Create a data frame 'boxcox' with 48 rows and 3 columns, with the survival time in the first column, a factor (with levels I, II, III) in the second column indicating the poison, and a factor (with levels A, B, C, D) in the third column indicating the treatment.
Hint: Save the data to a text file. Strip out the Poison labels. Use scan() to get the treatments into a vector. Use something like
```factor(rep(LETTERS[1:4],12))
```
to get the factors. Important: Check that your factors are lined up correctly with the survival times.

#### Problem 2

Try plot(), plot.factor(), interaction.plot() on the boxcox data. Make sure you understand what is produced. What do you learn about the dependence of survival times on treatment and poison?

#### Problem 2

Try
```bc1<-aov(survival~poison+treatment,boxcox)
```
The aov() function fits an additive model by least squares. If you (conceptually) rearrange survival into a three-way array SURVIVAL, indexed by treatments, poisons, and animals, then aov() is effectively finding vectors T.effect and P.effect to solve a least-squares problem:
```Decompose

SURVIVAL[treat,poison,k]
=  constant
+ T.effect[treat] + P.effect[poison]
+ residual[treat,poison,k]
for
treat = A, B, C, D
poison = I, II, III
k = animals 1,2,3,4

so as to minimize sum(residual^2).
```
Of course you don't actually have to construct SURVIVAL explicitly--Splus does it all for you.

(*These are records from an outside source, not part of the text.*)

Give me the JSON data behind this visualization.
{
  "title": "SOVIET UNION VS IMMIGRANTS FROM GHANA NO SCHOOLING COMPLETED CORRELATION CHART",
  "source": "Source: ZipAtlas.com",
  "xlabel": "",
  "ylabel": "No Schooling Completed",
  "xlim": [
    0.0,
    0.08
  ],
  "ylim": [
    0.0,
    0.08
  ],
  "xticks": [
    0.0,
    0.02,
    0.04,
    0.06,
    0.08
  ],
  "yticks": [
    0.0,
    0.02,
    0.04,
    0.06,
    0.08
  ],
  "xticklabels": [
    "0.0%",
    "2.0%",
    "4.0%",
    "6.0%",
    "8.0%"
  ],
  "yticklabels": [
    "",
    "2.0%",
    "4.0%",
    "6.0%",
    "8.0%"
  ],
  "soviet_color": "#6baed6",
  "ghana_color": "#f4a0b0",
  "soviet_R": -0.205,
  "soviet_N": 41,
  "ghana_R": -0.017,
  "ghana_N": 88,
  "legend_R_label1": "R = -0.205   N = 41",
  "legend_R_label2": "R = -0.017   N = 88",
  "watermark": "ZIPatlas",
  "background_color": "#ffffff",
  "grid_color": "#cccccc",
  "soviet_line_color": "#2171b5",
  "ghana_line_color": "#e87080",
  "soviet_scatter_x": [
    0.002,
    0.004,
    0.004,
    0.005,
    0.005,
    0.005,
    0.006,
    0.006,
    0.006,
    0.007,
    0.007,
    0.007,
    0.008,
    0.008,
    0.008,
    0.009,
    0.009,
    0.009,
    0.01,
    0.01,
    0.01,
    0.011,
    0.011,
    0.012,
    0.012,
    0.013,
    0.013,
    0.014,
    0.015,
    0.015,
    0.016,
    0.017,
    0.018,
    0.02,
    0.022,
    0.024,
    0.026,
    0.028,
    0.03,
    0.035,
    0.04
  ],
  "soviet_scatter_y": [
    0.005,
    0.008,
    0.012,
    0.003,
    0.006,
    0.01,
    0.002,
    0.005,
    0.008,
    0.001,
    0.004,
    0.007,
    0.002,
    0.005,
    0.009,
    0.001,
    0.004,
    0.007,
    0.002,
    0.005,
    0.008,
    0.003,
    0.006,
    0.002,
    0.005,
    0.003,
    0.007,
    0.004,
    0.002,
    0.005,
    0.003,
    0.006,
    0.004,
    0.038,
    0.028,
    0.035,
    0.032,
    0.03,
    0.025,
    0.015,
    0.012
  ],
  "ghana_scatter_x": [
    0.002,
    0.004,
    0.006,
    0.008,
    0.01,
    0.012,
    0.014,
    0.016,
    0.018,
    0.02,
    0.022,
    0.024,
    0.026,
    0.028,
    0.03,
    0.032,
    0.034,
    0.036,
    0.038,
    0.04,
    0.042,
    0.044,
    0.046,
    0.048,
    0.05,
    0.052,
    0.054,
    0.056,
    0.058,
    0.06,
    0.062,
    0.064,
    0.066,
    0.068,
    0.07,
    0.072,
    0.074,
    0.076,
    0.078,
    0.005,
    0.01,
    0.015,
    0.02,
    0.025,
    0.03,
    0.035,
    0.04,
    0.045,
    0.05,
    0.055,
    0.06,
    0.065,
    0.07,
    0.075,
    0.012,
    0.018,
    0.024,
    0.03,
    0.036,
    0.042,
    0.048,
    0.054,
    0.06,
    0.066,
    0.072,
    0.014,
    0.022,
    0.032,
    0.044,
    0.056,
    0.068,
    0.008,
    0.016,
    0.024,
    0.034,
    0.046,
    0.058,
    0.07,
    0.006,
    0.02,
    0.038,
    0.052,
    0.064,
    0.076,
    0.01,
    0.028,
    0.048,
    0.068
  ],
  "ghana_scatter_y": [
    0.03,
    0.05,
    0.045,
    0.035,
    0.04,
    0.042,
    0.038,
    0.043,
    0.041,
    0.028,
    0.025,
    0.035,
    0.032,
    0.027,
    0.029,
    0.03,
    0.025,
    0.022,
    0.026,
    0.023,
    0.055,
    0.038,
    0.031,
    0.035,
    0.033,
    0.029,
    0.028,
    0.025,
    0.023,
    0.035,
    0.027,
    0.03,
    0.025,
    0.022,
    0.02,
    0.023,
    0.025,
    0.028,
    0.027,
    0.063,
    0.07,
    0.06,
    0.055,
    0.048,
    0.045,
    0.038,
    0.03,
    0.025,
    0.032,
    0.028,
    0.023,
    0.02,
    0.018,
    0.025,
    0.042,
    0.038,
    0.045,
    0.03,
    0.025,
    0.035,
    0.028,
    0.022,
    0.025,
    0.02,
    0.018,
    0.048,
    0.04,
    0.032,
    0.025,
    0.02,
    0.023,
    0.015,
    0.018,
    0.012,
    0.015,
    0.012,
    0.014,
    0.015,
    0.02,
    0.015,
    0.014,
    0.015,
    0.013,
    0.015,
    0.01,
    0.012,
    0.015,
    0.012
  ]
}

The additive fit would be perfect if all residuals were zero. The fit is considered reasonable if there are no "obvious patterns" in the residuals.

#### Problem 3

Find the attributes of the bc1 object. Try print(bc1), print.default(bc1), plot(bc1). If you have heard of analysis of variance, try anova(bc1). (If you haven't heard of analysis of variance, we can explain it to you.) What do you see? How good is the fit?

#### Problem 3

Modify the fit by changing the model formula to
```survival~poison*treatment
```
The new formula has the effect of replacing T.effect[treat] + P.effect[poison] by a matrix TandP.effect[treat,poison]. That is, it fits the model with interactions.

How good is the fit this time?

#### Problem 4

Repeat the model fitting with survival replaced by 1/survival. Look at what you get.

#### Homework Problem

Prepare an informal report of at most three pages that you could use to explain to Dean Brodhead why one should not blindly fit models without looking at diagnostics.